FMV Galeri Işık Teşvikiye, İsmet İnönü’nün torunu, FMV Yönetim Kurulu Üyesi Eren İnönü’nün “Görünmeyen Anıtlar” isimli fotoğraf standına mesken sahipliği yapıyor. Stant, kentsel yapının farkedilmeyen yapılarına odaklanıyor.

FMV Galeri Işık Teşvikiye, İsmet İnönü’nün torunu, FMV Yönetim Kurulu Üyesi Eren İnönü’nün “Görünmeyen Anıtlar” isimli fotoğraf standını 18 Ekim’deki davetle sanatseverlerle buluşturdu. Stant açılışına ortalarında 26.Dönem Ankara Milletvekili, Avrupa Kurulu Parlamenter Meclisi Onur Üyesi ve İnönü Vakfı Lider Yardımcısı Gülsün Bilgehan, Suna ve İnan Kıraç Vakfı Kültür ve Sanat İşletmesi Genel Müdürü Özalp Birol’un da olduğu birçok isim katıldı.
Eren İnönü stantta farklı tarihlerde fotoğrafladığı, bir devrin üretim, sanayi ve kalkınma simgeleri olan lakin üretimin sıcak dumanını artık üzerinde taşımayan “bacalar”ı odağına alıyor. Kentin silüetinde olan lakin birden fazla vakit işlevsizleşen, adeta unutulan, körleştiğimiz bu yapılar “Görünmeyen Anıtlar” standı ile görünürlük kazanıyor.
KAYIP KÜLTÜREL MİRAS
İnönü, “Bacaların kendi başlarına, genelde dimdik ve tarihe meydan okurcasına duruşlarını gözlemledim. Birden fazla kişinin dikkatini çekmeyen bacalar benim için değişimi, gelişmeyi, mimari korkuları ve hatta etraf hassaslığını sembolize ediyor” diyor ve soruyor: “Aynı anıtlar üzere bacaların neyi temsil ettiklerini ve bugün yıkılmadıklarına nazaran sanki bir sanat objesi olarak mı algılandığını, yarın ise gözden düşüp yıkılmayacağını kim bilebilir?”
Sorunun karşılığını ararken her gün önünden geçip gidilen birkaç yapıyı anımsadım: Mecidiyeköy Likör Fabrikası, Paşabahçe Şişe ve Cam Fabrikası, Paşabahçe Rakı ve İspirto Fabrikası… Cumhuriyet devrinin kalkınma atılımlarından olan bu fabrikalardan geriye bacaları kaldı. Hatta bazılarının bacaları bile yakın tarihte yok oldu.
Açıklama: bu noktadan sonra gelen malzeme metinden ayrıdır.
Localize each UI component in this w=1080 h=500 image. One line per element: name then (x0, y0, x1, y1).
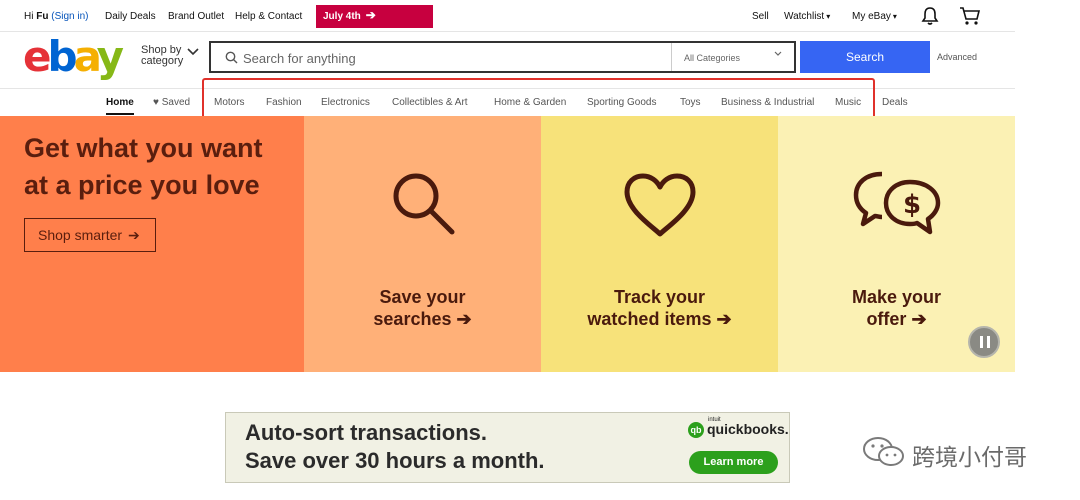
chat-dollar-icon: $ (853, 171, 941, 235)
nav-home[interactable]: Home (106, 97, 134, 108)
pause-carousel-button[interactable] (968, 326, 1000, 358)
nav-saved[interactable]: ♥ Saved (153, 97, 190, 108)
panel-label: Save your searches ➔ (373, 287, 472, 329)
heart-icon: ♥ (153, 97, 159, 108)
arrow-right-icon: ➔ (911, 309, 927, 329)
quickbooks-ad-banner[interactable]: Auto-sort transactions. Save over 30 hou… (225, 412, 790, 483)
search-button[interactable]: Search (800, 41, 930, 73)
watchlist-menu[interactable]: Watchlist ▾ (784, 11, 830, 22)
chevron-down-icon (774, 51, 782, 56)
category-select[interactable]: All Categories (671, 43, 794, 71)
arrow-right-icon: ➔ (365, 8, 376, 22)
cart-icon[interactable] (959, 6, 981, 26)
search-bar: All Categories (209, 41, 796, 73)
advanced-search-link[interactable]: Advanced (937, 52, 977, 62)
nav-deals[interactable]: Deals (882, 97, 908, 108)
ad-headline-1: Auto-sort transactions. (245, 420, 488, 445)
greeting: Hi Fu (Sign in) (24, 11, 89, 22)
arrow-right-icon: ➔ (716, 309, 732, 329)
panel-label: Track your watched items ➔ (587, 287, 732, 329)
active-tab-indicator (106, 113, 134, 115)
search-input[interactable] (243, 47, 663, 69)
chevron-down-icon[interactable] (187, 48, 199, 56)
sell-link[interactable]: Sell (752, 11, 769, 22)
brand-outlet-link[interactable]: Brand Outlet (168, 11, 224, 22)
user-name: Fu (36, 11, 49, 22)
july-4th-promo-button[interactable]: July 4th ➔ (316, 5, 433, 28)
make-offer-panel[interactable]: $ Make your offer ➔ (778, 116, 1015, 372)
watermark-text: 跨境小付哥 (912, 445, 1027, 471)
heart-icon (624, 173, 696, 237)
quickbooks-logo-icon: qb (688, 422, 704, 438)
wechat-icon (863, 437, 904, 466)
hero-main-panel: Get what you want at a price you love Sh… (0, 116, 304, 372)
hero-title: Get what you want at a price you love (24, 133, 263, 200)
wechat-watermark: 跨境小付哥 (862, 436, 1027, 473)
shop-smarter-button[interactable]: Shop smarter ➔ (24, 218, 156, 252)
quickbooks-logo: intuit qb quickbooks. (688, 417, 789, 438)
top-utility-bar: Hi Fu (Sign in) Daily Deals Brand Outlet… (0, 0, 1015, 32)
chevron-down-icon: ▾ (892, 12, 897, 21)
magnifier-icon (393, 173, 455, 235)
my-ebay-menu[interactable]: My eBay ▾ (852, 11, 897, 22)
arrow-right-icon: ➔ (128, 227, 140, 243)
ebay-logo[interactable]: ebay (23, 36, 124, 78)
search-icon (225, 51, 238, 64)
ad-headline-2: Save over 30 hours a month. (245, 448, 545, 473)
shop-by-category-button[interactable]: Shop by category (141, 45, 183, 67)
learn-more-button[interactable]: Learn more (689, 451, 778, 474)
daily-deals-link[interactable]: Daily Deals (105, 11, 156, 22)
sign-in-link[interactable]: (Sign in) (51, 11, 88, 22)
save-searches-panel[interactable]: Save your searches ➔ (304, 116, 541, 372)
svg-text:$: $ (903, 190, 921, 220)
arrow-right-icon: ➔ (456, 309, 472, 329)
track-watched-panel[interactable]: Track your watched items ➔ (541, 116, 778, 372)
pause-icon (980, 336, 983, 348)
help-contact-link[interactable]: Help & Contact (235, 11, 302, 22)
panel-label: Make your offer ➔ (851, 287, 942, 329)
chevron-down-icon: ▾ (826, 12, 831, 21)
bell-icon[interactable] (921, 6, 939, 26)
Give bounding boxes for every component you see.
Bu yapılar sırf yitirilen sanayi merkezlerini değil; kayıp kültürel mirası da simgeliyor. Birden fazla özelleştirmeden nasibini alan kuruluşlara bir vakitler mesken sahipliği yapan bu yapılar, erken Cumhuriyet devrinde çağdaş mimarinin de birer örneğini oluşturuyordu. Eren İnönü, tıpkı bu yapılar üzere geride bir simge üzere kalan Ovaakça Doğalgaz Çevrim Santrali, Topkapı Sanayi, Dolmabahçe Sarayı, Haliç Silahtarağa bacalarını ölümsüzleştirerek, “göz önündeki unutulanı” bir defa daha anımsatıyor.

Sanatçı ve mimar Buşra Tunç’un konsept, tasarım ve görüntü yerleştirmelerini üstlendiği stant, sadece fotoğraflardan oluşmuyor. Tunç’un perdelerle yaratılan katmanlı dokunun çabucak önüne, yerin merkezine yerleştirdiği kabuğu andıran yapı, bacaları görsel olmaktan çıkarıp bedensel bir tecrübeye dönüştürüyor. Yerin pencerelerine yerleştirilen ekranlar ise hareketli imgelerle sergiyi yerin dışına genişleterek kamusal alanla birleştiriyor.
Sergi seyahatini Gaudi’nin bacalarından başlatan İnönü, anıtsallığın tarihle olduğu kadar materyal, teknik ve form ile yakından ilgisini de ortaya koyuyor. Standın geneline yayılan ritim, bir yandan anıt fikrinin mevcut toplumsal bağlama nazaran belirlenen değişkenliğini yansıtırken, başka yandan Eren İnönü’nün toplumsal fonksiyonundan ayırmadan estetikleştirdiği bu yapının çok katmanlı mana dünyasının dolaysızca duyumsanmasına imkan tanıyor.
Görünmeyen Anıtlar, 1 Kasım’a kadar Galeri Işık Teşvikiye’de ziyaret edilebilir.